Feature Request: Support Custom Networks on Relayers

:computer: Environment

:memo:Details

Hi, we use OZ Defender Relayers a fair amount in our app, specifically for signing certain transactions. We also run a private mainnet forking environment in the cloud (using hardhat), which we use for internal testing.
A key issue though is that hardhat returns a chain id of 31337 when doing mainnet-forking (not 1, as in normal mainnet). And of course, the relayers right now don't know that they're operating in a mainnet-forking environment, so they can't return us the right chain ID, and then the signatures break because chain-id is typically included in signatures.

Thus we are forced to either 1.) Skip relayers entirely on mainet-forking and do signing locally, pr 2.) Have a conditional codepath in the relayer for things like "if (mainnetForking) { do this other thing }).

Clearly neither of these are great, since it means we can't really test the same codepath as production except in production itself.

Potential Solution

  • Support custom networks on Relayers. -> This would mean we pass in a URL for our private mainnet fork, and that is really it. Our front-ends can point at the relayer according to network, just like we would for a testnet.

Related Questions
I asked Santiago about this, and he had these followup questions
1.) This would be just for Relayers, or would you need Admin and Sentinel support as well?
----> For now, just Relayers would be sufficient. I could see in the future Admin or Sentinel support being cool as well, so we could test some full security flows or emergency situation training.

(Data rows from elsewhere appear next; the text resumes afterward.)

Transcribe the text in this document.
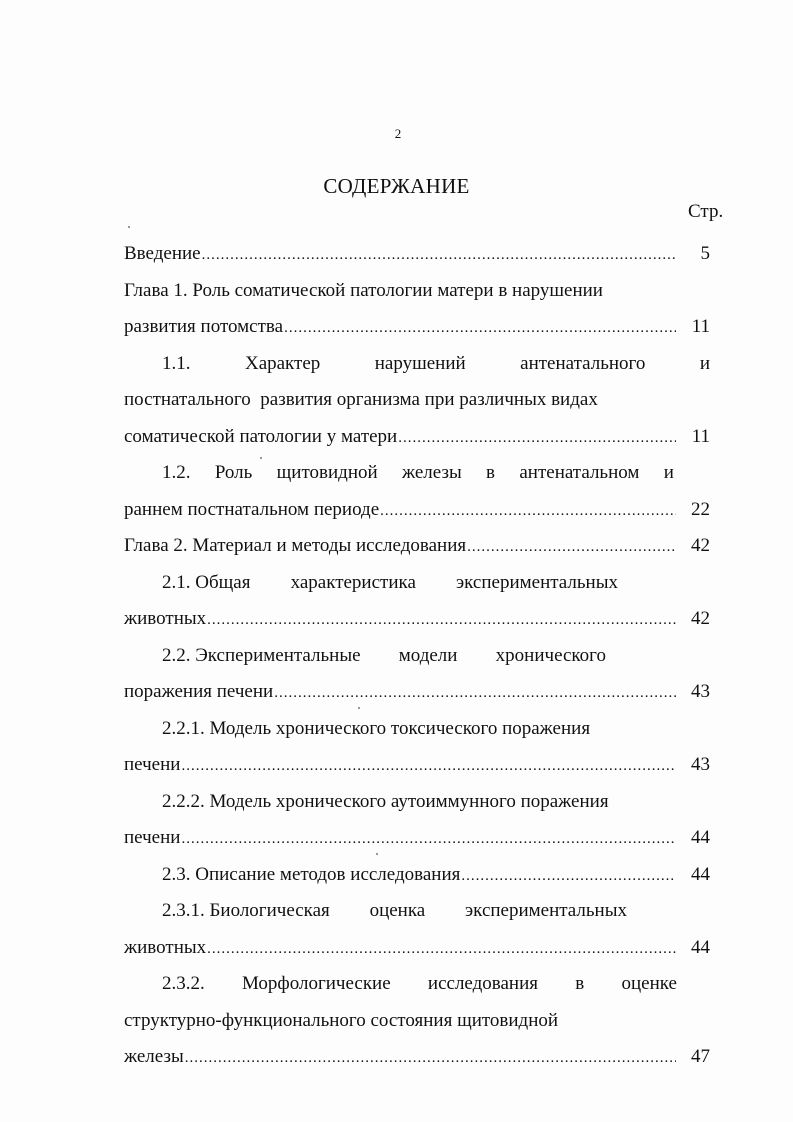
2
СОДЕРЖАНИЕ
Стр.
Введение .....	5
Глава 1. Роль соматической патологии матери в нарушении
развития потомства .....	11
1.1.	Характер	нарушений	антенатального	и
постнатального  развития организма при различных видах
соматической патологии у матери .....	11
1.2. Роль щитовидной железы в антенатальном и
раннем постнатальном периоде .....	22
Глава 2. Материал и методы исследования .....	42
2.1. Общая характеристика экспериментальных
животных .....	42
2.2. Экспериментальные модели хронического
поражения печени .....	43
2.2.1. Модель хронического токсического поражения
печени .....	43
2.2.2. Модель хронического аутоиммунного поражения
печени .....	44
2.3. Описание методов исследования .....	44
2.3.1. Биологическая оценка экспериментальных
животных .....	44
2.3.2. Морфологические исследования в оценке
структурно-функционального состояния щитовидной
железы .....	47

But not required for this particular issue we're facing.

2.) Also, let's say that Defender supported mainnet forks on its own, to which you could connect to from wherever you need - would that work for you, or would you want to run the fork on your own end?
-----> Depends on the details. When we're using mainnet forks, we're often testing out new contracts or changes to contracts, which may involve fairly complex migrations and setup code. We even actually run a node server on the same machine so that our front-ends can call out and do things like impersonate accounts (eg. to fund your wallet with money from whales), and all sorts of other arbitrary stuff. So like... ultimately we still need full control and access to the network. We wouldn't want to share it with anyone else. So maybe? But seems like it's probably easier for us to just run our own (which we currently do via GCP), and we can update it with a simple git push.